Hint:The term used above as I.P. is called ionization energy. The ionization energy or potential is an essential amount of energy that is required to remove an electron from a neutral atom or molecule. The stable that is half-filled and fully filled orbitals of electrons have very high ionization energy.

Complete step by step answer:
1) First of all we will discuss the ionization energy of an element which depends on the electronic configuration, size of the atom, and electric charge of the nucleus. Now we will write the electronic configuration of each given elements in the options as below,
2) Electronic configurations of elements,
\[Ne{\text{ }}:\;\left[ {He} \right]2{s^2}2{p^6}\]

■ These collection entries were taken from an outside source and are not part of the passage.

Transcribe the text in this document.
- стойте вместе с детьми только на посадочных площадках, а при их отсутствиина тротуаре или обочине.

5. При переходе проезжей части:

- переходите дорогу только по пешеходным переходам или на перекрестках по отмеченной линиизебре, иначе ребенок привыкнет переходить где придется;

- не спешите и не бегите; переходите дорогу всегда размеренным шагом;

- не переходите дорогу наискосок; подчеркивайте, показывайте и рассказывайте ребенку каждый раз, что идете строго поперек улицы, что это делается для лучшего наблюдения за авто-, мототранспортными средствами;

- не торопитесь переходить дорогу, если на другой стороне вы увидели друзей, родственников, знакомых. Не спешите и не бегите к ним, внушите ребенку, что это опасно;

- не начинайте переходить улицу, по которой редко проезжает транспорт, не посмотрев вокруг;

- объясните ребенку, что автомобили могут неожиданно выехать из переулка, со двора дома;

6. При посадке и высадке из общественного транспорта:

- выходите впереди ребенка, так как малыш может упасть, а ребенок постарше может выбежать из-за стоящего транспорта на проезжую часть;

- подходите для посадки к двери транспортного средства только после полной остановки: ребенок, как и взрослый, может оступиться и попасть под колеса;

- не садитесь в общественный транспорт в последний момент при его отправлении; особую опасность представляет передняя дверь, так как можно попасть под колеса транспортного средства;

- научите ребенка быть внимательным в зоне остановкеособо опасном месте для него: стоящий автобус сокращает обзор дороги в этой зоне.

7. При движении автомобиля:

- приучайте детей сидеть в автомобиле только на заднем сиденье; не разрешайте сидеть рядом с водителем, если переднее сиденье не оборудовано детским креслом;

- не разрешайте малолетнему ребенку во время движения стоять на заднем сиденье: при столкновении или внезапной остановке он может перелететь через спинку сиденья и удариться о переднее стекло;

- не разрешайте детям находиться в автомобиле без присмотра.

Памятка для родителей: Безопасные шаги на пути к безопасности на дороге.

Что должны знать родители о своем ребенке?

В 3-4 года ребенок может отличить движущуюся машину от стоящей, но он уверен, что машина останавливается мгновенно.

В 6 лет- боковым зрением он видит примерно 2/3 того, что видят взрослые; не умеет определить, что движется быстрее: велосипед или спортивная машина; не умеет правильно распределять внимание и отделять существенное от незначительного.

\[He{\text{ }}:\;1{s^2}\]\[1s\]
\[Be:\;1{s^2}2{s^2}\]
\[N{\text{ }}:\;\left[ {He} \right]2{s^2}2{p^3}\]
3) As it can be seen from electronic configuration Ne, He, and N all have fully filled stable configurations. \[1s\] shell being closest to the nucleus makes it quite tough to remove an electron from it, as in the case of He. Thus, the element having the highest I.P value is Helium.

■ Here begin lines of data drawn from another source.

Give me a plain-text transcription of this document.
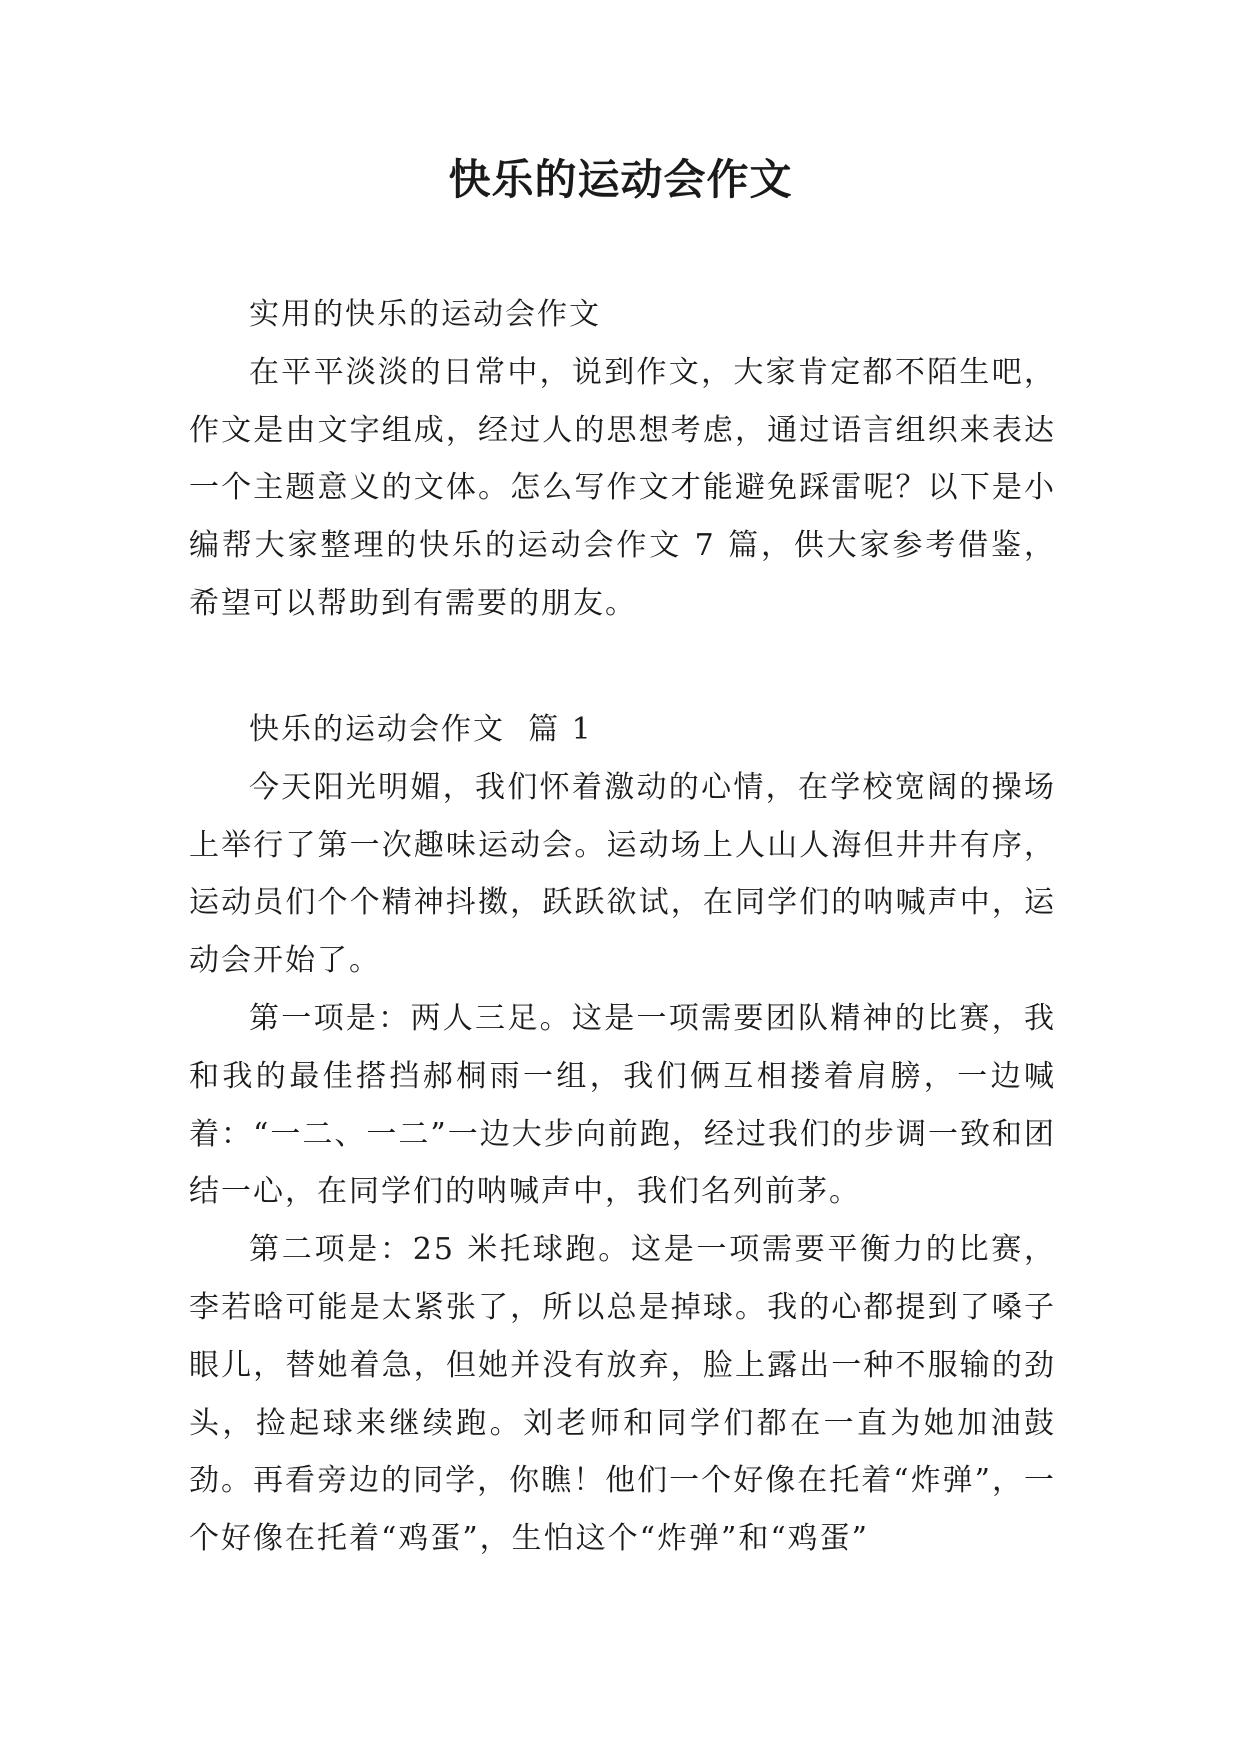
快乐的运动会作文

实用的快乐的运动会作文

在平平淡淡的日常中，说到作文，大家肯定都不陌生吧，作文是由文字组成，经过人的思想考虑，通过语言组织来表达一个主题意义的文体。怎么写作文才能避免踩雷呢？以下是小编帮大家整理的快乐的运动会作文 7 篇，供大家参考借鉴，希望可以帮助到有需要的朋友。

快乐的运动会作文  篇 1

今天阳光明媚，我们怀着激动的心情，在学校宽阔的操场上举行了第一次趣味运动会。运动场上人山人海但井井有序，运动员们个个精神抖擞，跃跃欲试，在同学们的呐喊声中，运动会开始了。

第一项是：两人三足。这是一项需要团队精神的比赛，我和我的最佳搭挡郝桐雨一组，我们俩互相搂着肩膀，一边喊着：“一二、一二”一边大步向前跑，经过我们的步调一致和团结一心，在同学们的呐喊声中，我们名列前茅。

第二项是：25 米托球跑。这是一项需要平衡力的比赛，李若晗可能是太紧张了，所以总是掉球。我的心都提到了嗓子眼儿，替她着急，但她并没有放弃，脸上露出一种不服输的劲头，捡起球来继续跑。刘老师和同学们都在一直为她加油鼓劲。再看旁边的同学，你瞧！他们一个好像在托着“炸弹”，一个好像在托着“鸡蛋”，生怕这个“炸弹”和“鸡蛋”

4) As helium is a noble gas, we want to stick to their electrons and retain their stability. Due to less attractive force, it would be difficult for the nucleus to retain an electron that is far away from it (increase distance from the nucleus resulting in weaker binding of the valence electron.
Hence, the element having the highest I.P. value is He which shows option B as the correct choice.

Note:
Ionization potential is an inverse of atomic number and atomic radius; the larger the atomic no. and radius, the smaller the amount of energy required to remove the electron from the outermost orbital. In the periodic table on moving right to left the atomic radius increases, and the ionization energy increases from left to right in the periods and up the groups.